This tutorial shows how to configure Seeed Studio’s reSpeaker XMOS XVF3800—featuring the XIAO ESP32-S3 microcontroller and XMOS XVF3800 voice processor—as a voice assistant in Home Assistant using ESPHome.
Tested on a Raspberry Pi 4 Model B running Home Assistant OS 2025.12.3, this setup uses the open-source Vosk toolkit for offline voice-to-text functionality.

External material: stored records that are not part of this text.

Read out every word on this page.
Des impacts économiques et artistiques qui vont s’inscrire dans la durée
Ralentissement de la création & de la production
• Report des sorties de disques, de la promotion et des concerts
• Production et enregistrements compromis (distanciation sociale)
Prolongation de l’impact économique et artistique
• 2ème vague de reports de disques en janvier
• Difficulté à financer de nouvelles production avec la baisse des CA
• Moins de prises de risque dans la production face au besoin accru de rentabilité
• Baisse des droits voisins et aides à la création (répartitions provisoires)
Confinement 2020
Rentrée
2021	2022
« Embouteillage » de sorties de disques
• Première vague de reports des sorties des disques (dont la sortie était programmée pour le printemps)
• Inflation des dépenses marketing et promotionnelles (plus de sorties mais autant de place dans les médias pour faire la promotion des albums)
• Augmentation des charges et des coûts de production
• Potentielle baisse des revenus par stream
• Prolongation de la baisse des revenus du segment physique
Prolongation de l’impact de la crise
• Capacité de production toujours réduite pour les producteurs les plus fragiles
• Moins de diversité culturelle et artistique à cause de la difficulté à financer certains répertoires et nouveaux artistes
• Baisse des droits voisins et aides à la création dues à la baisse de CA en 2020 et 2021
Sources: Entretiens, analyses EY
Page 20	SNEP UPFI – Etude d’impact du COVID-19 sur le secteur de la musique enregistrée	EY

XMOS XVF3800 voice processor
The XMOS XVF3800 features cutting-edge algorithms like multi-adaptive beamforming, acoustic echo cancellation (AEC), de-reverberation, noise suppression, direction-of-arrival (DoA), and voice activity detection (VAD) for clear voice pickup in noisy environments.
ESP32-S3 microcontroller
The onboard XIAO ESP32-S3 delivers native Wi-Fi and Bluetooth connectivity, enabling seamless Home Assistant integration via ESPHome for voice-controlled smart home projects.
4-Mic array design
The reSpeaker integrates 4 MEMS microphones using Pulse-Density Modulation (PDM) signaling. PDM delivers high signal-to-noise ratio, exceptional sensitivity, low power consumption, robust resistance to RF interference, and a smooth frequency response.
AC3104 Low-Power audio codec
The TLV320AIC3104 is a low-power stereo audio codec from Texas Instruments featuring integrated DAC (Digital-to-Analog Converter), ADC (Analog-to-Digital Converter), Class-D amplifiers, and DSP processing.
The codec receives processed audio streams from XVF3800, performs final analog conversion/amplification, and drives the speaker.
I²C and I²S
Though I²C and I²S have similar names and are both serial protocols, they serve distinct purposes with different characteristics.
I²C (Inter-Integrated Circuit) is a multi-device serial protocol for intra-board communication between microcontrollers and peripherals like sensors.
I²S (Inter-Integrated Circuit Sound) is a point-to-point serial protocol for transmitting two-channel, uncompressed digital audio between components like DACs, ADCs, or processors.
ESP32-S3 Pinout
On the ESP32-S3, the following pins are configured for I²C bus:
- I²C SDA: GPIO5
- I²C SCL: GPIO6
On the ESP32-S3, the following pins are configured for I²S bus:
- I²S LRCLK/WS (Left/Right Clock or Word Select) → GPIO7
- I²S BCLK/SK (Bit Clock or Serial Clock) → GPIO8
- I²S MCLK (Master Clock) → GPIO9
- I²S DIN (Serial Data In) → GPIO43
- I²S DOUT (Serial Data Out) → GPIO44

ReSpeaker schematic
XIAO ESP32-S3 connects to both the XVF3800 voice processor and TLV320AIC3104 codec via I²C for configuration and control.
- ESP32-S3 ↔ I²C : XVF3800 (configuration)
- ESP32-S3 ↔ I²C : AIC3104 (configuration)
XVF3800 connects to both ESP32-S3 and AIC3104 for digital audio streaming.
- ESP32-S3 ↔ I²S : XVF3800 (bi-directional audio)
- XVF3800 → I²S : AIC3104 (playback stream)
The 12 RGB LEDs are controlled by the XVF3800, and the ESP32‑S3 configures them via I²C commands sent to the XVF3800.
The 4 MEMS microphones transmit audio to the XVF3800 using pulse‑density modulation (PDM).
The mute button is directly connected to the XVF3800 GPI (General-Purpose Input) pin.
Both the ESP32-S3 and XVF3800 feature integrated USB connectivity.

XVF3800 firmware update
The XVF3800 mic array needs a 12.288 MHz Master Clock (MCLK) to work, but ESPHome (used in Home Assistant) can’t generate it due to API limits. An alternative is to modify XVF3800 firmware to make it act as the I²S master. So it can generate its own clocks without needing Master Clock from the ESP32. This is the purpose of the firmware provided by Seeed Studio, so the mic works properly with Home Assistant.
To upload XVF3800 firmware to the ReSpeaker, connect it to your computer using a USB cable plugged into the USB port opposite to ESP32-S3.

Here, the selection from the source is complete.